Boston's Rose Fitzgerald Kennedy Greenway (near the water in the foreground) now covers what had been the infamous surface  version of the Central Artery, aka "The Distressway.'' -- Photo by Hellogreenway

Boston's Rose Fitzgerald Kennedy Greenway (near the water in the foreground) now covers what had been the infamous surface  version of the Central Artery, aka "The Distressway.''

-- Photo by Hellogreenway

A recent Sunday New York Times Style section (why the Style section?!) ran a story headlined “Exit the Expressway” (the headline has since been updated) about cities looking at tearing down some of those huge highways that were plowed through cities and parks in the construction heyday of the Interstate Highway System and states’ new-road projects.

In many towns and cities these highways rent the urban fabric, cutting off neighborhoods from each other even as they encouraged suburban sprawl. The Times’s story focuses on the Scajaquada (!) Expressway, aka New York State Route 198, in Buffalo. Its construction in the early ‘60s tore the lovely Delaware Park in half. Similar stuff happened in other cities during the orgasmic phase of the Automobile Age.

Now there’s a plan to convert at least part of the expressway into a lower-speed boulevard.  It recalls proposals to turn the infamous 6/10 Connector in Providence into a boulevard.

Removing expressways has worked elsewhere, perhaps most successfully with downtown San Francisco’s Embarcadero Freeway, whose removal helped reenergize the city’s waterfront and led to a real-estate boom in the area.
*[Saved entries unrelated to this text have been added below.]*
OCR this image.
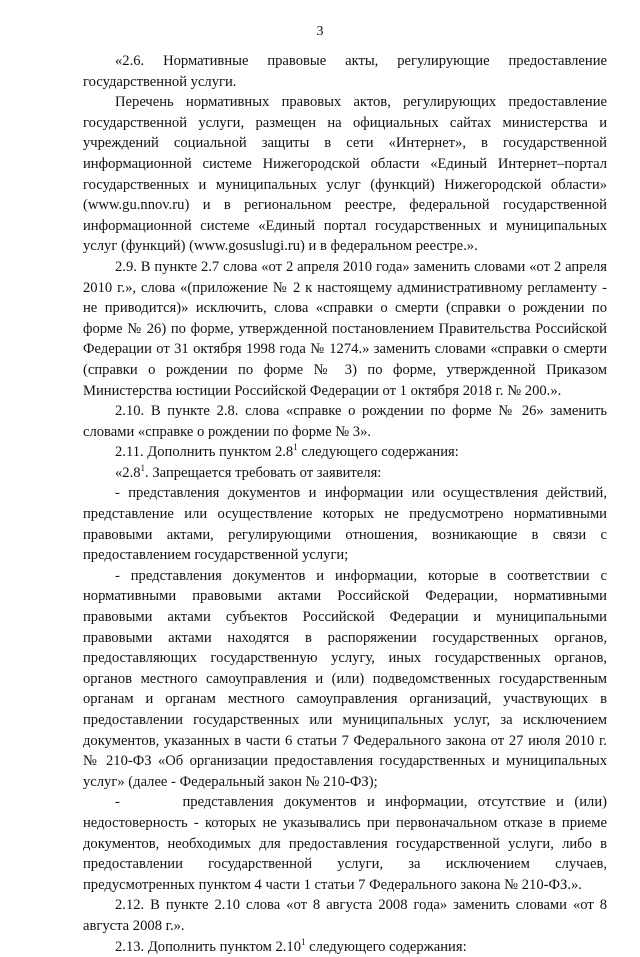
3

«2.6.  Нормативные  правовые  акты,  регулирующие  предоставление государственной услуги.

Перечень нормативных правовых актов, регулирующих предоставление государственной услуги, размещен на официальных сайтах министерства и учреждений социальной защиты в сети «Интернет», в государственной информационной системе Нижегородской области «Единый Интернет–портал государственных и муниципальных услуг (функций) Нижегородской области» (www.gu.nnov.ru) и в региональном реестре, федеральной государственной информационной системе «Единый портал государственных и муниципальных услуг (функций) (www.gosuslugi.ru) и в федеральном реестре.».

2.9. В пункте 2.7 слова «от 2 апреля 2010 года» заменить словами «от 2 апреля 2010 г.», слова «(приложение № 2 к настоящему административному регламенту - не приводится)» исключить, слова «справки о смерти (справки о рождении по форме № 26) по форме, утвержденной постановлением Правительства Российской Федерации от 31 октября 1998 года № 1274.» заменить словами «справки о смерти (справки о рождении по форме № 3) по форме, утвержденной Приказом Министерства юстиции Российской Федерации от 1 октября 2018 г. № 200.».

2.10. В пункте 2.8. слова «справке о рождении по форме № 26» заменить словами «справке о рождении по форме № 3».

2.11. Дополнить пунктом $2.8^1$ следующего содержания:

«$2.8^1$. Запрещается требовать от заявителя:

- представления документов и информации или осуществления действий, представление или осуществление которых не предусмотрено нормативными правовыми актами, регулирующими отношения, возникающие в связи с предоставлением государственной услуги;

- представления документов и информации, которые в соответствии с нормативными правовыми актами Российской Федерации, нормативными правовыми актами субъектов Российской Федерации и муниципальными правовыми актами находятся в распоряжении государственных органов, предоставляющих государственную услугу, иных государственных органов, органов местного самоуправления и (или) подведомственных государственным органам и органам местного самоуправления организаций, участвующих в предоставлении государственных или муниципальных услуг, за исключением документов, указанных в части 6 статьи 7 Федерального закона от 27 июля 2010 г. № 210-ФЗ «Об организации предоставления государственных и муниципальных услуг» (далее - Федеральный закон № 210-ФЗ);

-      представления документов и информации, отсутствие и (или) недостоверность - которых не указывались при первоначальном отказе в приеме документов, необходимых для предоставления государственной услуги, либо в предоставлении государственной услуги, за исключением случаев, предусмотренных пунктом 4 части 1 статьи 7 Федерального закона № 210-ФЗ.».

2.12. В пункте 2.10 слова «от 8 августа 2008 года» заменить словами «от 8 августа 2008 г.».

2.13. Дополнить пунктом 2.10$^1$ следующего содержания:
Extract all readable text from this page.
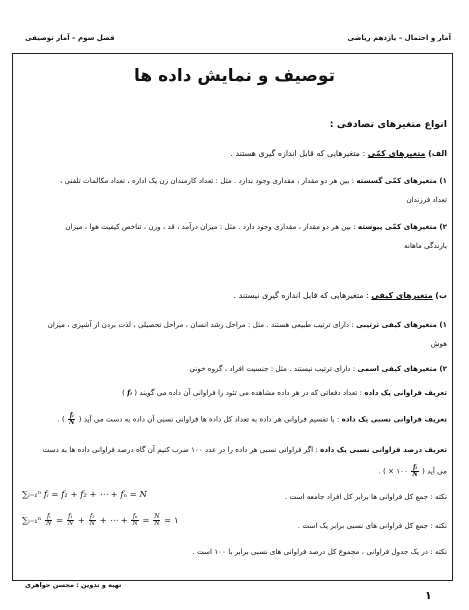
آمار و احتمال – یازدهم ریاضی
فصل سوم – آمار توصیفی
توصیف و نمایش داده ها
انواع متغیرهای تصادفی :
الف) متغیرهای کمّی : متغیرهایی که قابل اندازه گیری هستند .
۱) متغیرهای کمّی گسسته : بین هر دو مقدار ، مقداری وجود ندارد . مثل : تعداد کارمندان زن یک اداره ، تعداد مکالمات تلفنی ،
تعداد فرزندان
۲) متغیرهای کمّی پیوسته : بین هر دو مقدار ، مقداری وجود دارد . مثل : میزان درآمد ، قد ، وزن ، تناخص کیفیت هوا ، میزان
بارندگی ماهانه
ب) متغیرهای کیفی : متغیرهایی که قابل اندازه گیری نیستند .
۱) متغیرهای کیفی ترتیبی : دارای ترتیب طبیعی هستند . مثل : مراحل رشد انسان ، مراحل تحصیلی ، لذت بردن از آشپزی ، میزان
هوش
۲) متغیرهای کیفی اسمی : دارای ترتیب نیستند . مثل : جنسیت افراد ، گروه خونی
تعریف فراوانی یک داده : تعداد دفعاتی که در هر داده مشاهده می تئود را فراوانی آن داده می گویند ( fᵢ )
تعریف فراوانی نسبی یک داده : با تقسیم فراوانی هر داده به تعداد کل داده ها فراوانی نسبی آن داده به دست می آید (
$\frac{\text{fᵢ}}{N}$
) .
تعریف درصد فراوانی نسبی یک داده : اگر فراوانی نسبی هر داده را در عدد ۱۰۰ ضرب کنیم آن گاه درصد فراوانی داده ها به دست
می آید ( × ۱۰۰ $\frac{\text{fᵢ}}{N}$
) .
نکته : جمع کل فراوانی ها برابر کل افراد جامعه است .
∑ᵢ₌₁ⁿ fᵢ = f₁ + f₂ + ⋯ + fₙ = N
نکته : جمع کل فراوانی های نسبی برابر یک است .
∑ᵢ₌₁ⁿ $\frac{\text{fᵢ}}{N} = \frac{\text{f₁}}{N} + \frac{\text{f₂}}{N}$ + ⋯ + $\frac{\text{fₙ}}{N} = \frac{N}{N}$ = ۱
نکته : در یک جدول فراوانی ، مجموع کل درصد فراوانی های نسبی برابر با ۱۰۰ است .
تهیه و تدوین : محسن جواهری
۱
Of course, another way to help repair the damage done to cities, and especially downtowns, by expressways is to put them underground, as was done with Boston’s infamous Central Artery in the Big Dig.  The Central Artery’s roof is now a park. Unfortunately there’s far from enough money to a do a similar project with Route 95 in Providence, which creates a fearsome barrier through the middle of the city. But we can dream….

But what does seem likely is that changes in lifestyles, economics and environmental considerations will prevent a recurrence of the expressway- building boom of the ‘50s through the ‘70s. For one thing, we have a much stronger appreciation now of the need to preserve neighborhoods and to reduce our dependence on cars. Further, young people especially (say 35 and under) drive less than their parents and many of them much prefer cityscapes to suburbia; indeed they're turning parts of suburbia into places that look like walkable cities.